In Lüneburg findet Integration im Garten statt

Sonderwettbewerb „Soziale Natur – Natur für alle“

Der Kulturgarten Lüneburg steht allen Bürgerinnen und Bürgern der Stadt und auch den Bewohnern der Flüchtlingsheime offen. Regelmäßig trifft sich eine bunt gemischte Gruppe verschiedener Nationalitäten, Generationen und Kulturen zur gemeinsamen Gartenpflege. Die Hobby-Gärtner bringen ihre unterschiedlichen Erfahrungen mit ein und können so viel voneinander lernen.

 

Biologische Vielfalt in der Stadt

Unsere Städte haben eine wichtige Funktion für den Erhalt und die Förderung biologischer Vielfalt. Parks, Grünflächen und Gärten weisen oft eine hohe Artenvielfalt auf. Doch diese Flächen sind meist begrenzt. Das Projekt „Urban NBS“ entwickelt Handlungsempfehlungen und konkrete Maßnahmen, um Kommunen bei der Förderung von biologischer Vielfalt im städtischen Raum zu unterstützen.

 

Outdoor-Unterricht

Vier Tage lernen mit allen Sinnen: Das AOK-Schulprojekt Projekt „natürlich erleben“ bietet Schülerinnen und Schülern der 7. und 8. Klassen einen erlebnisorientierten Unterricht draußen in der Natur. An vier Projekttagen stehen für die Klassen Natur- und Umweltbildung, Bewegung, Entspannung und Reflexion in der Natur im Mittelpunkt. Statt Mathe und Englisch heißen die Fächer dann „Moorpfad“ oder „Hütten bauen“.

Wälder für den Klimawandel fitmachen

Die Wälder in Deutschland sind gefährdet: Aktuelle Prognosen sagen für Teile des Landes zukünftig länger anhaltende Trockenperioden voraus. Das Projekt „Fit für den Klimawandel“ der NABU Naturschutzstation Münsterland und des Landesbetriebs Wald und Holz NRW bereitet die Wälder in Feuchtgebieten im Süden von Münster auf die sich ändernden Klimabedingungen vor.

Guck mal, wer lebt im Wald?

Der Naturführer der Deutschen Wildtierstiftung bringt Kindern zwischen vier und sechs Jahren die Bewohner des Waldes näher.
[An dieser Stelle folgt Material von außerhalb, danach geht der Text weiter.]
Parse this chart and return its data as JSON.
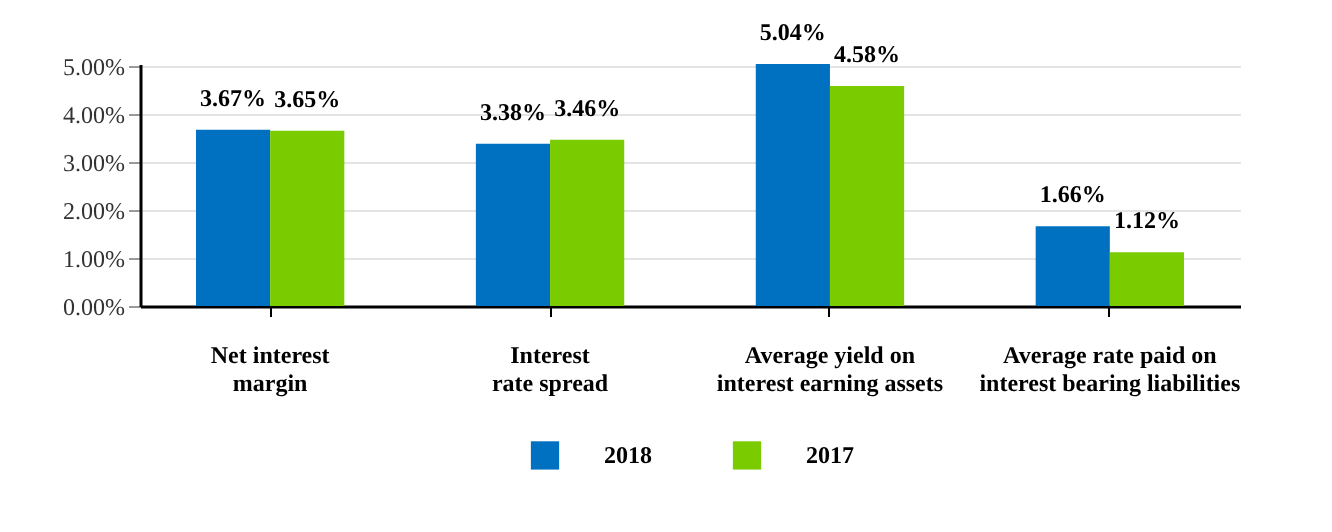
{
  "chart_data": {
    "type": "bar",
    "categories": [
      "Net interest margin",
      "Interest rate spread",
      "Average yield on interest earning assets",
      "Average rate paid on interest bearing liabilities"
    ],
    "series": [
      {
        "name": "2018",
        "color": "#0070c0",
        "values": [
          3.67,
          3.38,
          5.04,
          1.66
        ]
      },
      {
        "name": "2017",
        "color": "#7acc00",
        "values": [
          3.65,
          3.46,
          4.58,
          1.12
        ]
      }
    ],
    "value_labels": [
      [
        "3.67%",
        "3.38%",
        "5.04%",
        "1.66%"
      ],
      [
        "3.65%",
        "3.46%",
        "4.58%",
        "1.12%"
      ]
    ],
    "ylim": [
      0,
      5.04
    ],
    "yticks": [
      {
        "value": 0,
        "label": "0.00%"
      },
      {
        "value": 1,
        "label": "1.00%"
      },
      {
        "value": 2,
        "label": "2.00%"
      },
      {
        "value": 3,
        "label": "3.00%"
      },
      {
        "value": 4,
        "label": "4.00%"
      },
      {
        "value": 5,
        "label": "5.00%"
      }
    ],
    "grid": "y",
    "legend": "bottom"
  }
}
Anhand von Bildern und Symbolen können sich die Kinder die Merkmale von zehn Waldtieren selbst erschließen. Der Naturführer kommt ganz ohne Text aus und eignet sich damit auch für Kinder ohne Deutschkenntnisse sowie für Menschen mit Behinderungen. 

Mehr Lebensraum für Europas größte Schlange

Die Äskulapnatter ist die größte Schlange Europas. In Deutschland ist sie vom Aussterben bedroht. Der Rheingau ist eines der letzten Verbreitungsgebiete der bis zu zwei Meter großen Schlange. Um die bedrohte Natter zu schützen schaffen Naturefund und das Naturschutzhaus Wiesbaden ein über 3000 Quadratmeter großes Schutzgebiet in Wiesebaden-Frauenstein.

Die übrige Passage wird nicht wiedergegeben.